Tom, love your daffodils and your walkway/drive. I think it is absolutely my favorite spring flower. Looks like spring has arrived in the Pacific NW. That is a good thing because most of the rest of the states has in deep despair.
Thank you Susan. I was just thinking how lucky we are, rainy and mild in our Northwest corner, as California struggles with a serious drought and the snow dominates the forecast east of the Mississippi. Here’s to rain and warming up for them.
this reminds me that i need to do the same thing. actually with lots of things in my gardens!
Jaz, you’re, right my to-do list is the fastest-growing thing in my garden. 😉
Tom your daffodils are lovely. Nothing says spring has sprung better than daffodils…one of my favorite spring flowers!
Thanks Ina, great to hear from you!
Beautiful daffy’s Tom. Alas we have none on our property but hopefully there will be in the future. We were in the valley & in Portland the past 2 days where it is raining cherry blossoms. Such a fabulous time of year!
June were you on a Willamette Valley wine excursion? Sounds like life is good for you and the big guy in your beautiful corner of the world.
Tom, I never thought about dividing daffodils. What a great idea – it’s like getting more flowers for free! Could the same thing be done with tulips, I wonder?
Hi Lucy, good question, and generally speaking I’d say most of the large flowering tulip varieties we’ve come to love don’t naturalize as well as daffodils. They tend to peter out after a couple years. Species tulips which are smaller and more closely related to their wild tulip cousins, naturalize nicely and can be divided successfully for re-bloom later.
Thank you for the wonderful info and tutorial, especially the shovel tip. And I love the pic with your new gate in the background! That is the type of pattern I would love on a deck or gate of mine one day. I always enjoy getting your posts. Lots of Spring blessings, Diana*
Diana, the gate was inspired by the porch rails of Mark Twain’s house in Hartford, Connecticut.

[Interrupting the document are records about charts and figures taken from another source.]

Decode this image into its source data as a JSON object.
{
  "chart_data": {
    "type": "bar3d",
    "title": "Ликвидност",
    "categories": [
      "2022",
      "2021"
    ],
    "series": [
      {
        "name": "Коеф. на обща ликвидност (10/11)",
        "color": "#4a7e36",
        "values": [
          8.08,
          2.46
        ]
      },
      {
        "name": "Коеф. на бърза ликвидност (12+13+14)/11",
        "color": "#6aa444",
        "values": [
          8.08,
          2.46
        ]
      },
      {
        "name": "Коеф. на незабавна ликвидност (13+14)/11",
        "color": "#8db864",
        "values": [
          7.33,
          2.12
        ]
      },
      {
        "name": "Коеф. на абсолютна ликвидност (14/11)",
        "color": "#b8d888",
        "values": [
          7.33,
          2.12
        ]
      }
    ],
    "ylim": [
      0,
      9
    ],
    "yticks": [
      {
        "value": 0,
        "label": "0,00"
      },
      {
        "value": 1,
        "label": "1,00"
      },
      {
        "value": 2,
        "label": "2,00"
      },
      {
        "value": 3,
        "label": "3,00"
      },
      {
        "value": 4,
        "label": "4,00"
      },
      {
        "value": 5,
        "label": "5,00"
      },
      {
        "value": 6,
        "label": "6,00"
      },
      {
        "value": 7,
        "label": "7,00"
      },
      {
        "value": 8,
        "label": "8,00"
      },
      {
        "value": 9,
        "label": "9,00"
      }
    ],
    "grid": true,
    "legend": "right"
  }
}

I modified the design for my gates. Thanks for noticing!
Your images are making me so eager to see if we got any daffodils this year in the mountains. CAn’t wait! and thanks for the pointers. One day I hope to learn gardening and do it for hours and hours, that’s the med diet I miss.
What lovely photos! I love the driveway.
Is that your writing shed in the back. I love the way it looks. Are there more pictures of the cabin?
Hi Hafiz, Thanks, and yep that’s my little cabin, a work in progress. I post some more pics in the coming weeks.
Why did my beautiful yellow daffodils start blooming white?
What’s the correct depth?
I’m scratching my head on this one Denise. I know some flower petals fade with age, but I’ve never heard of daffodils ever changing colors from year to year. There is a possibility some crazy squirrel planted or stored some new bulbs near the old ones. That’s all I can come up with. Hydrangeas are the only flower I know of where you can change the flower color, through a change in soil pH. Sorry I can’t help you with this. As for depth, as a general rule, I plant the bulb three times the depth of the width of the bulb. So if the bulb is 1.5″ in diameter, I multiply that by 3 and plant the bulb 4.5″ deep.
Thanks for the article…The property behind ours got rid of the jungle— mess of trees and vines that shaded our back yard, and once the back part of our yard got sun, daffodils came up everywhere. They would have been planted before 1994. And now I’m going to separate them to have even more.
Mary, it’s a fun and easy task to spread the daffodil sunshine each year. One spring down the road, you’ll wake up to a garden, field. lane and/or meadow of gold. Every spring, I marvel and delight in their arrival.